Obesity and insulin resistance correlation are still being determined. However, metabolic syndrome shows a greater risk of insulin resistance, obesity, and type 2 diabetes. Adipose tissue (fat cells) is prone to insulin resistance and increases with fat mass. The specific link between insulin resistance and visceral adipose tissue (fat) is still being determined. Visceral fat is also more prone to chronic inflammation and overproduction of inflammatory cytokines, which contribute to insulin resistance.
Over the past several years, there have been some reports of increased insulin resistance, obesity, and type 2 diabetes in humans, particularly those of Asian origin. One mechanism involved in the increased risk of these diseases may be the observation that humans lacking the enzyme pancreatic insulin sensitivity have a high prevalence of insulin-resistant syndrome, obesity, and diabetes. In a recent study performed on rodents, they showed it that the pancreatic enzyme Trpflaminic acid decreased in the presence of green tea but increased in its absence.
Another mechanism involved in obesity and insulin resistance correlation is the effect of lipogenesis on insulin receptor signalling.
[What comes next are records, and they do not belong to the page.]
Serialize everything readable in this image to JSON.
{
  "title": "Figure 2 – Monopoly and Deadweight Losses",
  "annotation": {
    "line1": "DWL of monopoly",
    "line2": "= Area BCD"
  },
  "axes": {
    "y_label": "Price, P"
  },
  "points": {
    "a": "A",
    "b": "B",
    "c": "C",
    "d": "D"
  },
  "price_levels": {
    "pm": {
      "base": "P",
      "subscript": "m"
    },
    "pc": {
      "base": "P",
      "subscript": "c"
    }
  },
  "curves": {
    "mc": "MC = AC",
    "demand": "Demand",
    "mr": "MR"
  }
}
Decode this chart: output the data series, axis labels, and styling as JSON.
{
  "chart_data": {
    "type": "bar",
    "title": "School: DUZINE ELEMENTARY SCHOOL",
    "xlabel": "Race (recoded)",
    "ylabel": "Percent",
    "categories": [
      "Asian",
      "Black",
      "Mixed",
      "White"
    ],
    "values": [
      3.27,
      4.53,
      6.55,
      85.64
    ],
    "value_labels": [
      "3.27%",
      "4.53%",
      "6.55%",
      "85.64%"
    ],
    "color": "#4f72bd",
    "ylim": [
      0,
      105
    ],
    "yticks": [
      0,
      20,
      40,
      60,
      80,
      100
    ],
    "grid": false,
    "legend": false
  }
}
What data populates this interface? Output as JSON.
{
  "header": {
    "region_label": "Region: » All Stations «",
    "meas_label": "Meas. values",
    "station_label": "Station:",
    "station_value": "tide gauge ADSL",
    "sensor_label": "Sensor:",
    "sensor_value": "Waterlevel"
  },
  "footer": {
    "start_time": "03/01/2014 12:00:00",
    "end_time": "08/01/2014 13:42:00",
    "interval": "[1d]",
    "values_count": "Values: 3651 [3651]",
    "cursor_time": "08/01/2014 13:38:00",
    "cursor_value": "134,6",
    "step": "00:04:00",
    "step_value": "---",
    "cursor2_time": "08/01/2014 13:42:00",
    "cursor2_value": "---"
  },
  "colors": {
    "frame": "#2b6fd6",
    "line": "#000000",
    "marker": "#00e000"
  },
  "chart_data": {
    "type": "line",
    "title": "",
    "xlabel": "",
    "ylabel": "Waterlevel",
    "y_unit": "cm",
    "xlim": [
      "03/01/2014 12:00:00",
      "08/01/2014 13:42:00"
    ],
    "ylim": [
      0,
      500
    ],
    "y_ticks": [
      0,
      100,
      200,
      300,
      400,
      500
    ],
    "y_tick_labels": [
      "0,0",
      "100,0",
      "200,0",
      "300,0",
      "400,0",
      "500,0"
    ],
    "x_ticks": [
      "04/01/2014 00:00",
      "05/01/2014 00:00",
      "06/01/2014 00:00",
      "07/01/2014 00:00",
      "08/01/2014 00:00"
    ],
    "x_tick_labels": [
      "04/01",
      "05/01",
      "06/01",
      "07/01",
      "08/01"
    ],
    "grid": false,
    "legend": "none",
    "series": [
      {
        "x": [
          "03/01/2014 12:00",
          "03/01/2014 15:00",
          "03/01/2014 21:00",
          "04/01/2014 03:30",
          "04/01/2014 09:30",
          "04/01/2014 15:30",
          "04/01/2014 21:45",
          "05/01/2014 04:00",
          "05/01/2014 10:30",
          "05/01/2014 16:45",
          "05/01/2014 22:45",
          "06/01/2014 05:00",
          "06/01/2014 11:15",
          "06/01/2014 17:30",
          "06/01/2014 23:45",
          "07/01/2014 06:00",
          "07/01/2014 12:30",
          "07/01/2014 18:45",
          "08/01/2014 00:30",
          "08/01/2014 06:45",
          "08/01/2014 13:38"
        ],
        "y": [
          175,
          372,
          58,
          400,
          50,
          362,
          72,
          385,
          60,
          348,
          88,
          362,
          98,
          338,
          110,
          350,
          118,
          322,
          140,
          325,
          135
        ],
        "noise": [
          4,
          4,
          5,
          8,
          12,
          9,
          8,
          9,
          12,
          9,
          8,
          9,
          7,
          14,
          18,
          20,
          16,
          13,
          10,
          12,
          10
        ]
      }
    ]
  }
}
Lipogenesis, or the ability of cells to form or secret lipids, occurs when carbohydrate intake increases. When there is an increase in the rate of lipogenesis, the rate of insulin secretion also increases. Lipogenesis negatively affects insulin receptors, which is why people with fatty acid signalling defects have higher rates of insulin resistance and obesity.
Obesity and Insulin Resistance Correlation
Endocrine dysfunctions such as the growth hormone, thyroid disorder, cystic fibrosis, and pancreatic tumour impair insulin receptor signalling and thus increase the risk of obesity and insulin resistance. Fatty tissue accumulation within adipose cells of obese individuals also influences the functioning of the hypothalamus and pituitary gland. Obesity and insulin resistance have links.
A third mechanism of obesity and insulin resistance is the impairment of glucose transport by the skeletal muscle. Exercise prevents the accumulation of fat within the muscle tissues, and it decreases the rate of glycolysis, which is the process through which they metabolize glucose. Therefore, the insulin resistance and obesity correlation are not only because of the accumulation of fat within the body but also because of the decrease of energy available to the muscle tissues. Obesity and diabetes have common characteristics of reduced activity of the skeletal muscles. And the impairment of glucose transport and energy metabolism is the most likely cause of these syndromes. They have shown it that insulin resistance and obesity relate to each other because muscle loss in diabetic conditions causes an increase in blood glucose levels.
They decrease the fourth mechanism implicated in obesity and insulin resistance activity of the adipose cells. This reduced activity of the adipose cells may occur because of the excessive accumulation of fat in the abdominal area. When blood glucose levels decrease in obese people, the adipose cells release a hormone called adiponectin. The adiponectin stimulates the production of glucose by the liver, and this increased glucose intake stimulates obesity and types 2 diabetes. The decreased activity of the adipose cells may also be because of the impaired accessibility of fatty tissue to the insulin receptors in their vicinity.